I recently subscribed to Netflix and being in the UK I found that they have loads more available in the US to watch. To get around this in a way that would also allow me to stream programmes to my chromecast is actually quite complicated. As I have small Linux box on my network to provide IPv6 via a tunnel I thought I would allow this to also allow access via a GRE tunnel to a VPS running in the US.
The first thing you need to do is setup the machine in the US so it can do NAT just like your home router can do with the following:
#!/bin/sh
echo 1 > /proc/sys/net/ipv4/ip_forward
iptables -F FORWARD
iptables -A FORWARD -m state –state RELATED,ESTABLISHED -j ACCEPT
iptables -A FORWARD -s 192.168.0.0/16 -j ACCEPT
iptables -A FORWARD -j REJECT
iptables -t nat -A POSTROUTING -s 192.168.0.0/16 -o eth0 -j MASQUERADE
iptables -A INPUT -i tun+ -j ACCEPT
iptables -A FORWARD -i tun+ -j ACCEPT
iptables -A INPUT -i tap+ -j ACCEPT
iptables -A FORWARD -i tap+ -j ACCEPT
iptables -A INPUT -i us-gre -j ACCEPT
iptables -A FORWARD -i us-gre -j ACCEPT
iptables -A INPUT -i us-gre -j ACCEPT
iptables -A FORWARD -i us-gre -j ACCEPT
Your then need to setup a GRE tunnel between your VM running in another country and your home network. One thing to be aware of is that GRE tunnels use a specific IP protocol number rather than TCP or UDP. This means that your need to either activate an option which enables this or setup the machine doing the routing on your home network as the DMZ host.

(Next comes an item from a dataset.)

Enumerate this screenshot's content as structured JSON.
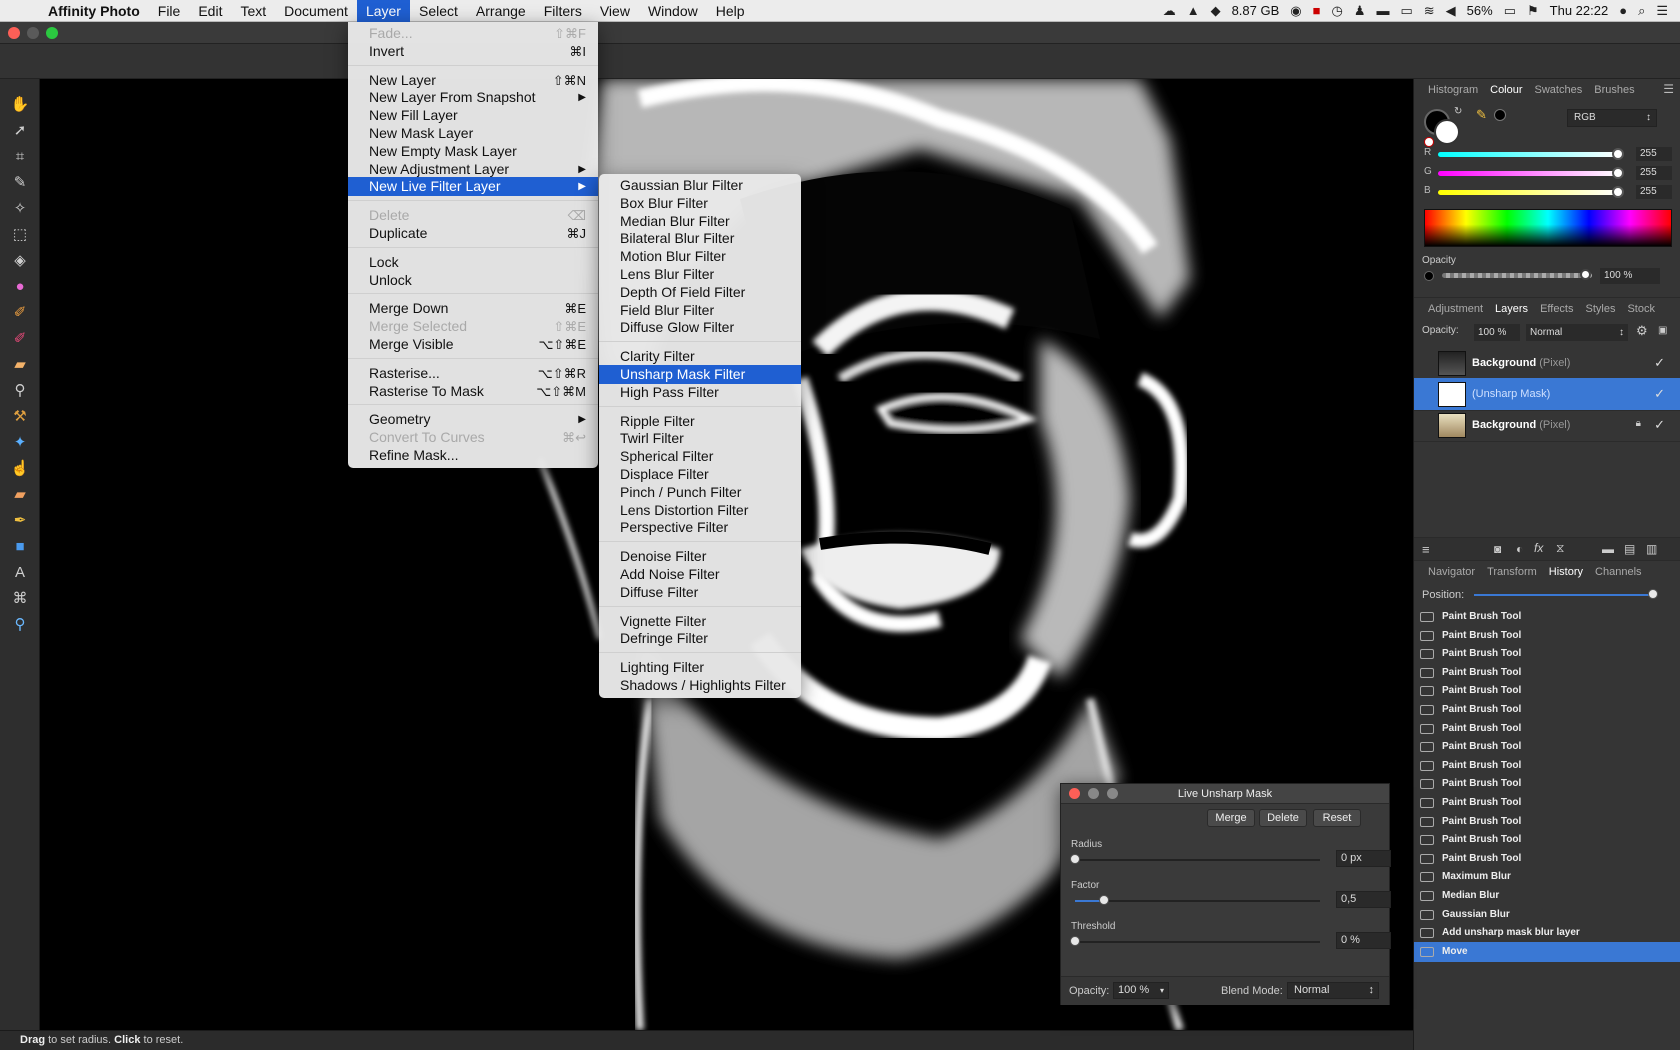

I used the following to setup a GRE tunnel on the VPS which will forward all data to my home network over the tunnel (my home network has addresses in the 192.168.x.x range).
ip tunnel del us-gre
ip tunnel add us-gre mode gre remote local ttl 255
ip link set us-gre up
ip addr add 192.168.X.1/24 dev us-gre
echo add routes
ip route add 192.168.0.0/16 via 192.168.X.10 dev us-gre
#ip route add 192.168.0.0/16 dev us-gre
Once you have everything setup on the VPS VM then your need to do the same on your home network with the following:
# VPN hosts.
ip rule add from 192.168.0.x table vpn
# Add default routes for vpn table.
ip route add default via 10.9.0.1 dev tun0 table vpn
ip route flush cache
ip tunnel del us-gre
ip tunnel add us-gre mode gre remote local ttl 255
ip link set us-gre up
ip addr add 192.168.8.10/24 dev us-gre
echo add default route
ip route add 0.0.0.0/1 via 192.168.8.1 dev us-gre table vpn
You will also need to run the following to add a table so you can have different routing destinations for different hosts which route via this machine.
echo 200 vpn >> /etc/iproute2/rt_tables
In order to make a machine use the tunnel your need to adjust your DHCP settings so the machine you want uses the machine with the tunnel as it’s default route. Once this is done your use:
ip rule add from
table vpn on the machine with the tunnel on it. This creates a rule which makes the requested machine use a different routing table to all other traffic.